| From "David Bailes" <
drbailes@...>
| Mon, 16 Jun 2008 20:33:22 +0100
| Subject: [Audacity-devel] EXPERIMENTAL_MODULES
> On 6/14/08, Gale Andrews <
gale@...> wrote:
> >> If there's no selected time-range, the left and right arrow move the
> >> cursor. If there is a selected time-range, the left and right arrow
> >> move to the start and end of the selected time-range respectively.
> >> (Similar to Microsoft Word)
> >
> > And similar to many other document editors too I see, thanks.
> > Personally I just hardly ever use arrow with a selected region
> > because it destroys the selection. Sometimes you want that, but
> > more often I use the menu items, which allow you to keep the
> > selection region. So though I'd be happy to give those two
> > menu items a shortcut, I don't see that could be left/right arrow,
> > because that behaves differently.
>
> In Audacity 1.3.3, using either the menu items to move to the start or
> end of a selection
> or the left and right arrows has the same effect: the cursor is placed
> at either the start or end of the selection, and the selection is
> removed. This is how I think it was intended to work.
> In Audacity 1.3.4 and later, the arrow keys still have the same
> effect. If you use one of the menu items, then nothing happens the
> first time, and then if you immediately repeat the menu item, then the
> selection is removed and the cursor is moved to the start or end of
> the track. I think this is a bug or it's now working as intended and
> I've lost the plot.
When you use the menu items the first time, the cursor is moved to
start or end of the selection, but you can't see the cursor until you
play the selection or use the arrow keys to move the cursor a little
way from where it is. I sometimes find this useful, but it's the
selection that's played, not from the cursor; and if you play, the
selection disappears on stop. As you say, running the menu item
a second time jumps to track start or end, so I think you're right,
it's a bug and needs to revert to 1.3.3 behaviour.
> >> This then implies CTRL + SHIFT + HOME
> >> > for "Select Track Start to Cursor" and CTRL + SHIFT + END for "Select
> >> > Cursor to Track End. CTRL + SHIFT when used for selections, contract
> >> > them, but this usage expands them.
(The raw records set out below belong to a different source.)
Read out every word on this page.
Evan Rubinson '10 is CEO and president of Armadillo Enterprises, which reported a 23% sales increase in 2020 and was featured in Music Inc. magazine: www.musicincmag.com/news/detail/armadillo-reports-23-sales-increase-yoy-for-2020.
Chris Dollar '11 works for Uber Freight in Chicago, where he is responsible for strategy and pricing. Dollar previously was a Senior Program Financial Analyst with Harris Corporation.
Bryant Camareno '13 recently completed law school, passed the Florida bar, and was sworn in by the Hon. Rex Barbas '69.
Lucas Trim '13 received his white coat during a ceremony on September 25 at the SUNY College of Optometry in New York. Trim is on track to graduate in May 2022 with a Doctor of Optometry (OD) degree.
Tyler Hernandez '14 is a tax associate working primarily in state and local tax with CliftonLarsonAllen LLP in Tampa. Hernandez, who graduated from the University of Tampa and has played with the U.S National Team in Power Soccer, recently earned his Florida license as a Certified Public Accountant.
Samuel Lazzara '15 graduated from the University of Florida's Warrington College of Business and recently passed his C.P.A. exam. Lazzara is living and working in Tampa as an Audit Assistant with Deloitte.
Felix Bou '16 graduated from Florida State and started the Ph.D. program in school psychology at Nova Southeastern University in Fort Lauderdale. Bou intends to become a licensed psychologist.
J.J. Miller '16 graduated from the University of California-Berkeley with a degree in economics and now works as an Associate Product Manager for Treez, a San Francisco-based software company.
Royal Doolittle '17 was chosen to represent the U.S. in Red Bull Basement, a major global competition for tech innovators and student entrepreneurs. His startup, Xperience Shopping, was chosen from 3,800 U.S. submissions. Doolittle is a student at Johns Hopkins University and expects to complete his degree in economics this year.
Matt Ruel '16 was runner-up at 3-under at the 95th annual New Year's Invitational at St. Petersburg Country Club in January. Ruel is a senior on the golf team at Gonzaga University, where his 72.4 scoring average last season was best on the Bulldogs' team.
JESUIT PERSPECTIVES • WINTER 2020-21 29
David?
> >> Two issues:
> >> - people are used to using home and end with their current meanings,
> >> there has to be a strong reason for changing them.
> >>- as pointed out by Gale, using ctrl+shift+home/end doesn't fit well
> >> with ctrl+shift+left/right arrow to contract a selected time-range.
> >
> > I think greater similarity to document usage plus Vaughan's mnemonic
> > reasoning could add up to a strong case for changing them. Is it
> > possible to use ALT + SHIFT + arrow for the contractions? That also
> > removes the objection that in this case CTRL is being used to do
> > something "smaller".
>
> I was under the impression that alt was being avoided because there
> isn't a mac equivalent? Though it would be useful to have about eight
> more modifier keys.
That had slipped my mind, I know the Mac Option key that does for ALT
won't work with menus - anyone confirm it can't be used as a shortcut
modifier either? If true, unfortunately we seem to have 18 instances of
ALT for shortcuts already.....
>
> A case could be made either to leave Home and End to move to time zero
> and end of all tracks, and then have Ctrl + Home and Ctrl + End to
> move to start and end of selected tracks - the overriding
> consideration being not to change the existing meanings of Home and
> End.
> Or to have Ctrl + Home and Ctrl + End to move to time zero and the end
> of all tracks, and have Home and End to move to the start and end of
> the selected tracks - the overriding consideration being to fit in
> with the convention that Ctrl implies a larger effect.
> In both cases one would just ignore the slight mismatch with
> ctrl+shift+left/right arrow contracting the selection.
>
> > And as a sighted user I've always wished that if I expand a selection
> > right, that left arrow would contract that same edge, then a modifier
> > would let me use left or right arrow to modify the opposite selection
> > edge. I can't say how many times I've instinctively tried to use
> > the opposite arrow key to contract the same edge. Anyone else
> > feel this, and would such a change be impossible for VI users?
>
> I don't think it would be a problem for VI users. It's probably easier
> for them to use the spin boxes in the Selection bar, because using the
> arrow keys they miss out on the visual feedback as to how much they're
> changing the selection. I found it initially confusing, but not a big issue.
Home/End for start/end of project confused me for a while when I first
used Audacity, so if Home/End changed to start/end of track, we could
count greater intuitiveness for new users as an offsetting benefit. I don't
think it unreasonable for the majority of users who will come to 1.4
from 1.2 that they should find some shortcuts different. If we make
that change, we can better fit the convention of CTRL implying a larger
effect. Even if we did not make that change, moving to SHIFT + left/right
arrow operates on left selection edge, CTRL + SHIFT + left/right works
on right edge might make less of a mismatch in that CTRL does not
exclusively contract. And for us two at least, it would have confused us
less when we started to use Audacity.